Chevron Corp has asked its global employees to remove Tencent Holdings Ltd’s (騰訊) WeChat from their work phones, making it one of the first US companies to heed Washington’s executive order banning the Chinese social app for alleged national security risks.
The US oil giant identified WeChat as a “non-compliant application” in a staff e-mail, asking those who had installed the app on their work handsets to delete it within days, or they would be disconnected from the firm’s network, a memo viewed by Bloomberg News said.
“Due to a recent Executive Order banning the use of WeChat, Chevron is requiring that you remove the application from your mobile device,” said the memo, which also identified the operating system and model of each employee’s phone.
“If no action is taken, prior to September 27, 2020, your access to the Chevron system will be removed,” it said.
A Chevron representative declined to comment and a Tencent spokesperson did not immediately respond to a request for comment.
WeChat has emerged as a top target in US President Donald Trump’s crackdown on China ahead of the Nov. 3 US presidential election.
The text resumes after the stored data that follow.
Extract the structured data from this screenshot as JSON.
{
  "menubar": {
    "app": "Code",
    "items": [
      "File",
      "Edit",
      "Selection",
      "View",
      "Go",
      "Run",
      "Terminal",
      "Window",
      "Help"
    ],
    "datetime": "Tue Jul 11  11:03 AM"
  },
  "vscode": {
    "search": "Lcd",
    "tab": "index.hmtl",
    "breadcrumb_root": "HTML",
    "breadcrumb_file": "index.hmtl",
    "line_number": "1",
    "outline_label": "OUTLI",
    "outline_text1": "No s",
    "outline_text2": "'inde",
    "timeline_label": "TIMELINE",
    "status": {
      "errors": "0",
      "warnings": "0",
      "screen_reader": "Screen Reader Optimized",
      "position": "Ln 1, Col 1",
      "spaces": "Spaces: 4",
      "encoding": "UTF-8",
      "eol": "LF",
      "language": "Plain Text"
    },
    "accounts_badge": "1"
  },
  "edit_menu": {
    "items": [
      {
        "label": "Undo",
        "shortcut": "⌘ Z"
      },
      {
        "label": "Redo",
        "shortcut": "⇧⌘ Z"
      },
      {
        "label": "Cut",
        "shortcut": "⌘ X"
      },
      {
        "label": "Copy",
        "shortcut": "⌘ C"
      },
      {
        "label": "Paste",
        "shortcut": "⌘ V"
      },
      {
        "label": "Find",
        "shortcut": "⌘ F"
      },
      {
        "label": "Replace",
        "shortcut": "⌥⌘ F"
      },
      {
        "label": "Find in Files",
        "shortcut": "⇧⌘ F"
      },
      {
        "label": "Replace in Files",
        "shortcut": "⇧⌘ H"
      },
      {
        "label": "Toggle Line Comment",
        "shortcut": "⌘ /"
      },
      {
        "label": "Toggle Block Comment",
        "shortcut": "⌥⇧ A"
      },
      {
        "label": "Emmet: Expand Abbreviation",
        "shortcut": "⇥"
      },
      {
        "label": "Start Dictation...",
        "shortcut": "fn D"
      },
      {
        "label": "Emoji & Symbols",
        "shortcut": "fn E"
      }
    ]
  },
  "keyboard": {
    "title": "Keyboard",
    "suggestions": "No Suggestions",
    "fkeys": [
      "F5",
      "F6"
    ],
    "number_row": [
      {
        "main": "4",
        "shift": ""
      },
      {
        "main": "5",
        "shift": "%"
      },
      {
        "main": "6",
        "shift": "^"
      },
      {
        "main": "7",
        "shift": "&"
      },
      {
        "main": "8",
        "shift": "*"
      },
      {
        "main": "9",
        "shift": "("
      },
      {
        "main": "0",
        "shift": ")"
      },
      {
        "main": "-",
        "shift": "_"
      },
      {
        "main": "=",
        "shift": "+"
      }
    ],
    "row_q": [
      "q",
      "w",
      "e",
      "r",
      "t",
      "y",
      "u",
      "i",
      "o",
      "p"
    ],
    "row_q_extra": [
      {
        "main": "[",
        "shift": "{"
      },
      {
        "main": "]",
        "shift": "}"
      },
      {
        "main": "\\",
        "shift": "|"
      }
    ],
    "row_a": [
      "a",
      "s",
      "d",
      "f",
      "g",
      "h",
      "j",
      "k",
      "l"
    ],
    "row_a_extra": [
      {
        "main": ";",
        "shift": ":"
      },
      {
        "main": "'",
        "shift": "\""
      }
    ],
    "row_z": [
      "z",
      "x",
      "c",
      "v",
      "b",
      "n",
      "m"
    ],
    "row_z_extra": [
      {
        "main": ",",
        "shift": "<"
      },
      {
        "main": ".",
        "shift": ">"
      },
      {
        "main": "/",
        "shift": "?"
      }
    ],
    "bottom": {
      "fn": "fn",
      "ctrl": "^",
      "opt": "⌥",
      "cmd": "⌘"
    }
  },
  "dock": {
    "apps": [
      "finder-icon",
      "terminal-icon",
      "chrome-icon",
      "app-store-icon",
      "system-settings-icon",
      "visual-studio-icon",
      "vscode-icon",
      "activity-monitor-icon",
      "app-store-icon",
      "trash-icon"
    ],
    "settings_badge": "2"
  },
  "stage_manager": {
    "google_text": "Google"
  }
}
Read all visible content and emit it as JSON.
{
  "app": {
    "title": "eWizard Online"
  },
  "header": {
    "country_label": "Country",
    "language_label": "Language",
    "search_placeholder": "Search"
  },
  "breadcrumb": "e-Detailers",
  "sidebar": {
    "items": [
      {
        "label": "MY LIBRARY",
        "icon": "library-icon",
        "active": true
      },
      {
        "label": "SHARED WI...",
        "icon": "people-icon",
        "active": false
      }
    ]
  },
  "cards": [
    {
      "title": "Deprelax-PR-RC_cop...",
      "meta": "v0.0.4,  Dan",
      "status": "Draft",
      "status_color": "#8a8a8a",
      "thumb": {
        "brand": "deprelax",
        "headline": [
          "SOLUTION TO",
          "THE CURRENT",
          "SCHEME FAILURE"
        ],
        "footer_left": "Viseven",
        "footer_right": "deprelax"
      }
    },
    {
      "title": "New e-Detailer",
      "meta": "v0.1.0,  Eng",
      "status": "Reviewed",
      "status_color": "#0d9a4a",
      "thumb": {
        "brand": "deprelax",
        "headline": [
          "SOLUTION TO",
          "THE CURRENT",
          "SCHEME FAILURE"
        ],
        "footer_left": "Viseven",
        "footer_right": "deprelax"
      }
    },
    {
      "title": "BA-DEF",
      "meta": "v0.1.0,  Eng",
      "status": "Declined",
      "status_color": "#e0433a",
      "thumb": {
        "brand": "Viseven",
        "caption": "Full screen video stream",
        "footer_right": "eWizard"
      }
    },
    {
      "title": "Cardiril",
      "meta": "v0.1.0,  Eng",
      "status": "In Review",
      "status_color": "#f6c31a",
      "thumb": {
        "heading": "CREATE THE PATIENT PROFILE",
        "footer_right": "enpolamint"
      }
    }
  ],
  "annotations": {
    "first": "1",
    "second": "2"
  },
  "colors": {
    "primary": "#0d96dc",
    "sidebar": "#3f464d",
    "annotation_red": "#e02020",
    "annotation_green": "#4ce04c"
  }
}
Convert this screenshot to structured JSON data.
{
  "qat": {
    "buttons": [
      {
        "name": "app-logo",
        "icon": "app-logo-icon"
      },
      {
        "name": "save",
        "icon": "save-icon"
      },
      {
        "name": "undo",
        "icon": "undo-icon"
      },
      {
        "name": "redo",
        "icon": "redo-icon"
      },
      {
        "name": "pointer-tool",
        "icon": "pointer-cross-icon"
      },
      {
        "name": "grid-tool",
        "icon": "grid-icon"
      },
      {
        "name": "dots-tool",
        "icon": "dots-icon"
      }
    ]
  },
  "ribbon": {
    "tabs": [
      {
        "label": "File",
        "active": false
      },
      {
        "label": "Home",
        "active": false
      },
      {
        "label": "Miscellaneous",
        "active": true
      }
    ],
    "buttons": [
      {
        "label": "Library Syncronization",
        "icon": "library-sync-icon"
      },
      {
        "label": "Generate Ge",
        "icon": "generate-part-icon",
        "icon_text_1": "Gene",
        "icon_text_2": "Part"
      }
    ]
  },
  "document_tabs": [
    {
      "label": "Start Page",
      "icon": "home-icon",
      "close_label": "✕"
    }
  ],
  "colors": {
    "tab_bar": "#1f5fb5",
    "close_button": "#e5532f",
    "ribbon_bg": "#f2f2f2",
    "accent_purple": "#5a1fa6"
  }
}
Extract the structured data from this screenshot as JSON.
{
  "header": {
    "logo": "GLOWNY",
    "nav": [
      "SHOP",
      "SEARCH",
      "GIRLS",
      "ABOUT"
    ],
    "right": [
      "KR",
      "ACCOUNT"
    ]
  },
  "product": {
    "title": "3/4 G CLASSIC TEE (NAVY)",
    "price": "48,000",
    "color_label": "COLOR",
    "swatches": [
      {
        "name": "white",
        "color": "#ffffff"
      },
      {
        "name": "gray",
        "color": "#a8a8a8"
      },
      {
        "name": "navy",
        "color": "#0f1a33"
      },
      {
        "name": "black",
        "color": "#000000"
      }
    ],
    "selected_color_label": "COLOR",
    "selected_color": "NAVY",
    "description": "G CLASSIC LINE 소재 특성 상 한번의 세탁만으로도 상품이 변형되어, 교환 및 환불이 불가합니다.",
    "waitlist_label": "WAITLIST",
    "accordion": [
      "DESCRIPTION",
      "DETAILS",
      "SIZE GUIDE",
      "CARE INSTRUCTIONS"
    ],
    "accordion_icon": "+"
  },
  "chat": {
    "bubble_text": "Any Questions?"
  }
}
Tensions between Washington and Beijing are escalating as his administration wages a campaign that has also ensnared ByteDance Ltd (字節跳動) and its short-video service TikTok.
WeChat was supposed to disappear from US app stores on Sept. 20 under Trump’s executive order, but a San Francisco judge over the weekend issued a preliminary injunction to halt the order, saying that it is against free-speech rights.
WeChat has 19 million regular users in the US and more than 1 billion worldwide.
The app is a gateway to many of Tencent’s most lucrative businesses, including games and digital payments. It is also a heavily used marketing and communications tool for US businesses reaching out to their Chinese counterparts or consumer audience.